Figure 5.. Dependence of transcription elongation dynamics on force and location of DNA:Dps complex.

(A) Dwell time distributions for assisting force (AF) trajectories in the presence (red) and the absence (black) of 1 μM Dps at 20°C. (B) Dwell time distributions resulting from the opposing force (OF) experiments in the presence (blue) and the absence (black) of 1 μM Dps at 20°C. (C) Comparison of extracted RNAP elongation rates k for AF and OF experimental distributions shown in (A, B), determined by Galton distribution fits with an upper boundary of 1 s. (D, E) Calculated transcription pause probabilities (per 10 nt) for short (SP, D) and long pauses (LP, E) for the experimental configurations shown in (A, B). The error bars represent the SD. Statistical results, dwell times, and number of trajectories measured are summarized in Table S2. See also Figure S7.

Figure 6.. RNAP transcribes through a fully condensed DNA:Dps complex.

(A) The experimental configuration was similar to the OF configuration (see also Figure 4B) but at lower exerted force (0.7 pN), which allows Dps to condense the entire DNA tether. (B) Bead position traces for stalled RNAP on a condensed DNA:Dps complex, before (upper panel) and after (lower panel) transcription restarted upon the addition of rNTPs. (C) Two representative time traces of active RNAP on a condensed DNA:Dps complex. Steep upward jumps in bead position (black) were accompanied by gradual downward displacements (red). (D) Comparative box plot of noise levels (standard deviation) measured in the absence (grey) and in the presence of Dps prior to (purple) or following rNTP addition (cyan). (E) Example trace with transient pulling to 8 pN (blue) every 400 s to determine the absolute RNAP position (red) along the DNA tether. (F) Distribution of average velocities from (E).
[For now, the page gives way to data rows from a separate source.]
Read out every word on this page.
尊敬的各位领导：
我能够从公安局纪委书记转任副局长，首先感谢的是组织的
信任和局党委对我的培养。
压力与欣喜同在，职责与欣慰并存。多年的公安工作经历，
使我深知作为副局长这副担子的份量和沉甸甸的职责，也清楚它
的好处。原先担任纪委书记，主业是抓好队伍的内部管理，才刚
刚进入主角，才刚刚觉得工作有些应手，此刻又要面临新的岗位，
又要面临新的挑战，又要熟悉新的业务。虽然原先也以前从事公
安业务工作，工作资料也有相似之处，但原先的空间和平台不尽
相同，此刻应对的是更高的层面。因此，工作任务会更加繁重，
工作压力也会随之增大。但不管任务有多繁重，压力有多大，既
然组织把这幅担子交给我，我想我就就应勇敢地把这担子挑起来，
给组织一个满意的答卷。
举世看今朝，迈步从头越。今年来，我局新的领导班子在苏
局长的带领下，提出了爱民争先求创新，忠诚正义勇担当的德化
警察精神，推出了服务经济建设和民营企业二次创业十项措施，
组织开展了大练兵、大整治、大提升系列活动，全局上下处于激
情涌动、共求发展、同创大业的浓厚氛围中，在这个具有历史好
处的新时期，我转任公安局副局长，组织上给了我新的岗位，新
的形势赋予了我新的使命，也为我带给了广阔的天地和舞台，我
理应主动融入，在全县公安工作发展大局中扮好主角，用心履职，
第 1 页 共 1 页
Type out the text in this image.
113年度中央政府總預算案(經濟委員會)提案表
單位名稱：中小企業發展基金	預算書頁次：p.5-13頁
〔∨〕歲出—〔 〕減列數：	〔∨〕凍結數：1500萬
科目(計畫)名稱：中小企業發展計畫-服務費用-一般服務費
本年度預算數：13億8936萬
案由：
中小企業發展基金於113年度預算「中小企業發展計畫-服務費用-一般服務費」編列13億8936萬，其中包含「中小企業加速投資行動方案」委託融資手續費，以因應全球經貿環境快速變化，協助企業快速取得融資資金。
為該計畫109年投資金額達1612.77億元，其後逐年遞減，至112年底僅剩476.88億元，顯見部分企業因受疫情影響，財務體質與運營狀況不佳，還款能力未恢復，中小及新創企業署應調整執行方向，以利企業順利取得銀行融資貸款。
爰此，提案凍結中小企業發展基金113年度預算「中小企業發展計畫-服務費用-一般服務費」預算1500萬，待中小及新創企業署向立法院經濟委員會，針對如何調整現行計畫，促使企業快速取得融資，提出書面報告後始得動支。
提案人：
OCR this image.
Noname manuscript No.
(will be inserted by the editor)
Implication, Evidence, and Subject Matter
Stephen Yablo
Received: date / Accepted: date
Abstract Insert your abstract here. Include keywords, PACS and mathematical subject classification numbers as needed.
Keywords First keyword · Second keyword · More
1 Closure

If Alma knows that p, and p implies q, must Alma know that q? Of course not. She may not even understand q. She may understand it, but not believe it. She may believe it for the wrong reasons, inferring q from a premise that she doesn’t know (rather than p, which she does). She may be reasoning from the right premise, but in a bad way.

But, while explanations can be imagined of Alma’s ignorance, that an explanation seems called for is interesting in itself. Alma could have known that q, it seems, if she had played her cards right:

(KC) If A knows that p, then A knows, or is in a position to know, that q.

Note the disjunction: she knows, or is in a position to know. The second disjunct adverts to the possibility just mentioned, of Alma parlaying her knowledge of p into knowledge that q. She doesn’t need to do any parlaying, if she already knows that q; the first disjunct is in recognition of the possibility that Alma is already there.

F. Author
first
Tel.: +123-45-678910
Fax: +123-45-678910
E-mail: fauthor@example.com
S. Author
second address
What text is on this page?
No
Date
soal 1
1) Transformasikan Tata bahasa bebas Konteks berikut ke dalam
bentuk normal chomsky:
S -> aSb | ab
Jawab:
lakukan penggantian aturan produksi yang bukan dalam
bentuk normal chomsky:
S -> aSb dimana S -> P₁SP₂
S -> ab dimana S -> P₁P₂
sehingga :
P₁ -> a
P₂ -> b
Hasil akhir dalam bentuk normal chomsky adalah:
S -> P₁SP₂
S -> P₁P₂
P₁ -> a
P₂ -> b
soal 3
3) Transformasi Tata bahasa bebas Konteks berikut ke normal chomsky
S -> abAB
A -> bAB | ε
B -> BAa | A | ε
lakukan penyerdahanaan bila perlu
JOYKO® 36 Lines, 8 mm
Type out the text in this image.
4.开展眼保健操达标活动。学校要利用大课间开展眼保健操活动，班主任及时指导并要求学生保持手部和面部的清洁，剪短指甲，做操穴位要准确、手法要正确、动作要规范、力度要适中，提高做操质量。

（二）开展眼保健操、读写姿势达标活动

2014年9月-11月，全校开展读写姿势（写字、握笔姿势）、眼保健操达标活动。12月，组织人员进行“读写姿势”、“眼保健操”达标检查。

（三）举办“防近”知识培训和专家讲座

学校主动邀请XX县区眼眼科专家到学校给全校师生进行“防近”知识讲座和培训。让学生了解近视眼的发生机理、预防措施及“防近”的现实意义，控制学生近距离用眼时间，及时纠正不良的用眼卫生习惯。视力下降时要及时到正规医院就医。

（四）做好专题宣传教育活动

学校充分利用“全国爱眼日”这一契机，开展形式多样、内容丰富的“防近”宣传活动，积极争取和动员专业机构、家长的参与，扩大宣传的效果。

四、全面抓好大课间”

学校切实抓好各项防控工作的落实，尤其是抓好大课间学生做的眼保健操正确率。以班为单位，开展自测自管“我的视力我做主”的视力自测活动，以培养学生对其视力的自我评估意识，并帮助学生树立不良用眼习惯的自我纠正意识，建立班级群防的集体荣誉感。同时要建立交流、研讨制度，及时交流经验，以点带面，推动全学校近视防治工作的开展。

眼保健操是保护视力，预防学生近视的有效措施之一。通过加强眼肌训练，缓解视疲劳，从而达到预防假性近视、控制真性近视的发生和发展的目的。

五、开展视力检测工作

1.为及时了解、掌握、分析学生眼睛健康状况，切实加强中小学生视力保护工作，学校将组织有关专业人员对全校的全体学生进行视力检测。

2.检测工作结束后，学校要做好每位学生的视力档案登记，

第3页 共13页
The red line indicates a Gaussian fit. (G) Comparative box plot of average velocities determined from the transient pulling (E) and transcription experiments for AF and OF configurations in the presence and the absence of Dps (see Figure 5). The outer confidence intervals of the box plots represent the 1.5 interquartile range. See also Figure S6.

Figure 7.. Proposed model of DNA protection by Dps.

(A) In unstressed cells, Dps binds DNA transiently but is unable to condense the vast majority of the nucleoid. (B) Under conditions of high stress, dense complexes of Dps cover a large fraction of the nucleoid, creating phase-separated organelles. While RNAP can freely enter and diffuse inside these Dps complexes, other proteins are blocked from accessing the DNA.